El caso de la plataforma de criptomonedas Plusspay instaló una nueva discusión en el sector financiero respecto de los mecanismos de supervisión establecidos por la Ley Fintech y los distintos requisitos que deben cumplir las empresas para desarrollar sus actividades en Chile.
La controversia surgió luego de que El Mostrador revelara antecedentes sobre una investigación que vincularía a la compañía con una red que es indagada por presunto lavado de activos asociado al Tren de Aragua.
Caso Plusspay pone foco en los controles de la Ley Fintech
Tras conocerse esos antecedentes, la empresa informó la suspensión temporal de sus operaciones debido al congelamiento de cuentas ordenado por el Ministerio Público y rechazó cualquier relación con actividades ilícitas.
A partir de ese episodio, la Comisión para el Mercado Financiero (CMF) aclaró que la sociedad relacionada con Plusspay figuraba en el Registro de Prestadores de Servicios Financieros, pero que no había obtenido todavía la autorización definitiva contemplada en la Ley.
Inscripción y autorización: las dos etapas que exige la Ley Fintech
La diferencia entre ambos procedimientos es relevante.

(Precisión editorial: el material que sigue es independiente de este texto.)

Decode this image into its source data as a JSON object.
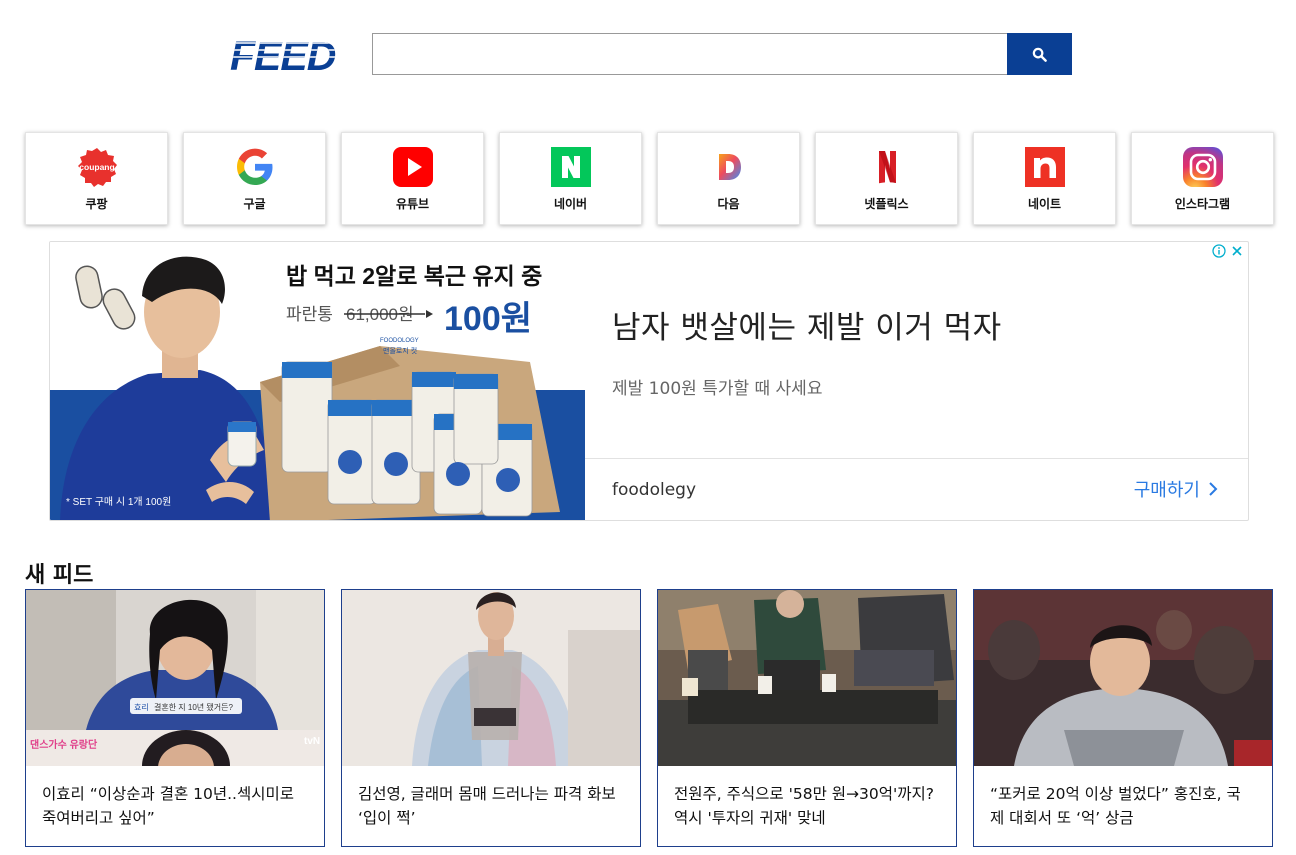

La inscripción en el registro permite a la autoridad identificar a la empresa, sus representantes y su estructura jurídica, incorporándola al perímetro de supervisión regulatoria. Sin embargo, ese paso por sí solo no constituye una aprobación para prestar servicios financieros.
La autorización, en cambio, supone una evaluación más extensa por parte de la CMF. En esta etapa se revisan aspectos vinculados a gobierno corporativo, gestión de riesgos, controles internos, capacidad tecnológica, ciberseguridad y solvencia operacional, entre otros requisitos establecidos por la normativa.
La legislación contempla además un régimen transitorio para las compañías que ya operaban antes de la entrada en vigencia de la Ley Fintech.
Gracias a ese mecanismo, algunas entidades pudieron continuar prestando servicios mientras la CMF analizaba sus solicitudes, proceso que aún se encuentra pendiente en numerosos casos debido al alto volumen de trámites ingresados ante el regulador.